Staying healthy –Austrian health system

Staying Healthy - Austrian Health System:

Austria is well known for a generous social system including an efficient and extensive healthcare system. There are public hospitals in nearly every Viennese district, numerous private clinics and thousands of doctors.

Coming from an European Union member country and staying temporarily in Vienna you are automatically entitled to free basic health care due to reciprocal agreements among EU countries. The only requirement is having the E111-form which is provided by your home country’s health insurance authorities. Alternatively, you may be issued with the European Health Insurance Card. The European Health Insurance Card makes it easier for people from the European Union’s 27 Member States plus Iceland, Liechtenstein, Norway and Switzerland to access healthcare services during temporary visits abroad.

Possessing either the E-111 form or the card ensures that you will get the same access to public sector health care (e.g. a doctor, a pharmacy, a hospital or a health care center) as Austrians.

Everyone living, working and studying in Austria must assure and proof to be health insured. Since health insurance is part of the social security insurance system it is required by law for people staying in Austria to be insured. The social security system can also include accidents, invalid compensation, free Kindergartens since 2009,  unemployment insurances and retirement payments. The basis for this comprehensive social welfare system was given in 1955 with the passing of the “Allgemeine Sozialversicherungsgesetz (ASVG)”.

Basic healthcare and dental treatment care in public hospitals and medication are covered, as well as visits at specialists. The Austrian health insurance covers fully or partially all treatment costs.

In Austria there are two types of health insurance:

  1. 1.Compulsory insurance, which guarantees necessarytreatments and is not for profit.
  2. 2.or private insurance, which provides additional benefits such as single rooms in hospitals etc. are for profit, as offered by private insurance companies.

The cost for an insured person depends on their income and therefore varies a lot.

However, under Austrian law, any health organization, public or private, is required to treat patients in an emergency situation regardless of their insurance status.


Any employee is insured automatically by law, if the salary exceeds a certain amount of money per month (In 2011 € 374.02 / month or € 28.72 / day).

The insurance contributions of employees are deducted directly from their wage or salary. It is paid together with the amount of money the employer has to deposit at the health insurance.

In addition to the compulsory insurance, everyone can sign up for private insurance at an insurance company of choice. There are many different offered packages which vary in price and service:

Better hospital service which should ensure greater comfort, policies which include paying additional costs for doctor’s visits, or paying for alternative healing methods just to mention a few.

Visiting doctors:

You always should make an appointment since otherwise waiting points could be very long. For urgent help you can go to a public hospital but also to a doctor during her/his office hours, but expect to wait either way.

To get an appointment it could take several days or in unusual circumstances even weeks.

To see a doctor you always need to have a health insurance voucher (Krankenschein) and your E-card. Vouchers are issued by your health insurance fund. There are different vouchers for general physicians, specialists or dentists. Please note that there is a cost of almost €4 per voucher which has to be paid by the insured person.

The e-card is a digital and much more convenient alternative to health insurance vouchers. It is a smart card which substitutes most health insurance vouchers.
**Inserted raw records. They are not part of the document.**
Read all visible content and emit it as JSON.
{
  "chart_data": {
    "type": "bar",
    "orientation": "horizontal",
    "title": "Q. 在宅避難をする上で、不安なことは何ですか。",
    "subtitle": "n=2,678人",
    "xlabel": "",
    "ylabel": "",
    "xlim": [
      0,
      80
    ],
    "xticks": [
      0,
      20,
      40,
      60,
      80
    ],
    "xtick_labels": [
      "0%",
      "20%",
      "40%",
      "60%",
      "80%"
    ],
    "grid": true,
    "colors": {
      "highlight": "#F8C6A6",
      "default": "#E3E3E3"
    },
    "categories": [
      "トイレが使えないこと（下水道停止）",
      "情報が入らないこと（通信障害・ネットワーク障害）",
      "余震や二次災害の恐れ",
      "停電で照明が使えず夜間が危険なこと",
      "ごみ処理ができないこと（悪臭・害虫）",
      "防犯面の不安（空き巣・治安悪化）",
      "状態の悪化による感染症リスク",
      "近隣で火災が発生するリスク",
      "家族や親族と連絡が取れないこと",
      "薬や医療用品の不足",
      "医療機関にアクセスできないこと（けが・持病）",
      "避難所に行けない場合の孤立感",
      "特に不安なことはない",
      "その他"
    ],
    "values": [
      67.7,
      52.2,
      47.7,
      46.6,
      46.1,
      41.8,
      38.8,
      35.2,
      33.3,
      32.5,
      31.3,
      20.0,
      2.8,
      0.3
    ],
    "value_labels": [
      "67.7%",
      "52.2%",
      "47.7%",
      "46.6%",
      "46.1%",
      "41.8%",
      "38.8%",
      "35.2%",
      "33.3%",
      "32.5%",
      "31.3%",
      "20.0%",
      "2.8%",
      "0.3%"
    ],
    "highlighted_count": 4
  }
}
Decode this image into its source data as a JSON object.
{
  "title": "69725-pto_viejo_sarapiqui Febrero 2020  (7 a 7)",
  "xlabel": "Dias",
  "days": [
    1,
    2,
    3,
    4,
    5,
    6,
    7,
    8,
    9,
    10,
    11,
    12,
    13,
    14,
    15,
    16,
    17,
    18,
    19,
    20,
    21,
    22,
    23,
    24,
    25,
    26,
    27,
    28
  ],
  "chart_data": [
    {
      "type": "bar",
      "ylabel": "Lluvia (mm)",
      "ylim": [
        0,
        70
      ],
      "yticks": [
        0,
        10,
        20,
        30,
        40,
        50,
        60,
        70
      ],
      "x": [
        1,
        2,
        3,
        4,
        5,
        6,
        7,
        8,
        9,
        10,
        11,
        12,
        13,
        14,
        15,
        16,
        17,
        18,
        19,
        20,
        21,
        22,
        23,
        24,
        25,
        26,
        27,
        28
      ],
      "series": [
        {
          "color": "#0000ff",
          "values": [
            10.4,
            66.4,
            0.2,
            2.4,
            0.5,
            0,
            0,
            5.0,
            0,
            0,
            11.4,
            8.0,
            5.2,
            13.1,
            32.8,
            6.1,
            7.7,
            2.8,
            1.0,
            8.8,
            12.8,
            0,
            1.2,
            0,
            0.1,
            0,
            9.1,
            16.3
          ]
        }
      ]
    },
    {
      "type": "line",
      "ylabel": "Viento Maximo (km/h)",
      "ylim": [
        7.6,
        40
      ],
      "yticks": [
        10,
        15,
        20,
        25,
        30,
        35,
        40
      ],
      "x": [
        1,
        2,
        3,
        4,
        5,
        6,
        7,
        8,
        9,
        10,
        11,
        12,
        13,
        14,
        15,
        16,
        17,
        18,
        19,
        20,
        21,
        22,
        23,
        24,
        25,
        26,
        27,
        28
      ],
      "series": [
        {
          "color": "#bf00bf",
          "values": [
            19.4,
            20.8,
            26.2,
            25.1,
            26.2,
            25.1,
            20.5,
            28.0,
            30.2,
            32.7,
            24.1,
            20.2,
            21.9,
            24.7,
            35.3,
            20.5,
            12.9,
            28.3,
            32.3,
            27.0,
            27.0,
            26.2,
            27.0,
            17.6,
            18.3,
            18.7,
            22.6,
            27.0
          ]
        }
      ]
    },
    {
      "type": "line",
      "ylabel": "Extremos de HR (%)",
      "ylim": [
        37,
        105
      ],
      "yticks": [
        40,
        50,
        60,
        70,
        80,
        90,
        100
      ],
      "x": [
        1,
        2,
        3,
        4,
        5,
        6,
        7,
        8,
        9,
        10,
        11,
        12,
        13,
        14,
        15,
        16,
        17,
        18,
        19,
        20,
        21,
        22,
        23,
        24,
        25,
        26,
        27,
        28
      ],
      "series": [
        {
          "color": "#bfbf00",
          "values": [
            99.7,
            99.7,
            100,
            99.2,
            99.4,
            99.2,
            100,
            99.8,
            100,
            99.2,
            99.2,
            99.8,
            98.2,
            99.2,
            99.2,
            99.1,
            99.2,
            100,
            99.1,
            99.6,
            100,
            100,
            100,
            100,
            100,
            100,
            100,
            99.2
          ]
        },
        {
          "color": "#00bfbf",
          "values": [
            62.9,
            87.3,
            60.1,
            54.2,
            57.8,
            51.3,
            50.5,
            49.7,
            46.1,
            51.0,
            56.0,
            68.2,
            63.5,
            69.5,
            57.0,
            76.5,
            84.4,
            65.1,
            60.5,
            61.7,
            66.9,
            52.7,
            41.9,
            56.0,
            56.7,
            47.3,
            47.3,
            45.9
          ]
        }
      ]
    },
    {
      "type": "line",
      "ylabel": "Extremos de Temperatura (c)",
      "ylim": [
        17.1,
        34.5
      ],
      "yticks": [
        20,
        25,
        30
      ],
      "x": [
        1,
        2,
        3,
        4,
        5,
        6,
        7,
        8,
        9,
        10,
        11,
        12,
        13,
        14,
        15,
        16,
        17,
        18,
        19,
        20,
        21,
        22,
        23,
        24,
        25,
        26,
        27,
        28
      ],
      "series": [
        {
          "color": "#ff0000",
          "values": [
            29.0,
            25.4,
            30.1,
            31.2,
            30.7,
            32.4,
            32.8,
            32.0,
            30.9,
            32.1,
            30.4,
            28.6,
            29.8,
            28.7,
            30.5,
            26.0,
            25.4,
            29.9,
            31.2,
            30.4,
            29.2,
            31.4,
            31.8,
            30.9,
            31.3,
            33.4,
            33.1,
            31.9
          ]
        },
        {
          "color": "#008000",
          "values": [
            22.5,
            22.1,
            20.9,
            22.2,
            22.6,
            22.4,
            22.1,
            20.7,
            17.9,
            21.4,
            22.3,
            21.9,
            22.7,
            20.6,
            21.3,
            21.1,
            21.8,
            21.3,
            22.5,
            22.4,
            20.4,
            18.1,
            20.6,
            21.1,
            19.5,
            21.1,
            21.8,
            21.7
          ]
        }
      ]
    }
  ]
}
For the cardholder medical treatment is accessible with low administrative barriers and without any paper documents.

Each insured person who received compulsory insurance receives such a card.

Note that some doctors only treat privately insured clients.

Generally doctors who accept state payments display a sign Kassenarzt or Alle Kassen in their surgery and have a note on their website.

However, never take anything for granted and think that every treatment is for free. Even in the case of an emergency, there is no such thing as free, non-charged treatment.


Austria is one of the European leaders in medical care:


A yearly study shows that Austria has one of the World’s best health care systems.

The study is compiled by Health Consumer Powerhouse, a renowned Swedish organization, which monitors and compares healthcare systems of 35 countries, including all EU members. Every year, they compile a ranking list of the best health care systems in the EU member states plus Switzerland and Norway. Austria is consistently under the top 4 spots since years.

The reason: "A generous health care system with excellent access to doctors for patients and very good medical results." Austria for example has the best cancer survival rates in the whole of Europe and achieved great results in categories such as patient rights and information, short waiting times and access to medications.

According to this expert study, Austria not only has one of the most consumer-friendly health care systems in the world, but also spends considerably less money on medical care than countries which can be found behind Austria in the Euro Health Consumer index.

Key factors in Austria's well-organized and effective health care system are short waiting periods for visits to the doctor and emergency operations, direct access to doctors and good treatment results.

The chances of surviving a heart attack or cancer are also good in Austria: for heart attacks, they are more than 92%, and 60% of cancer patients survive longer than five years.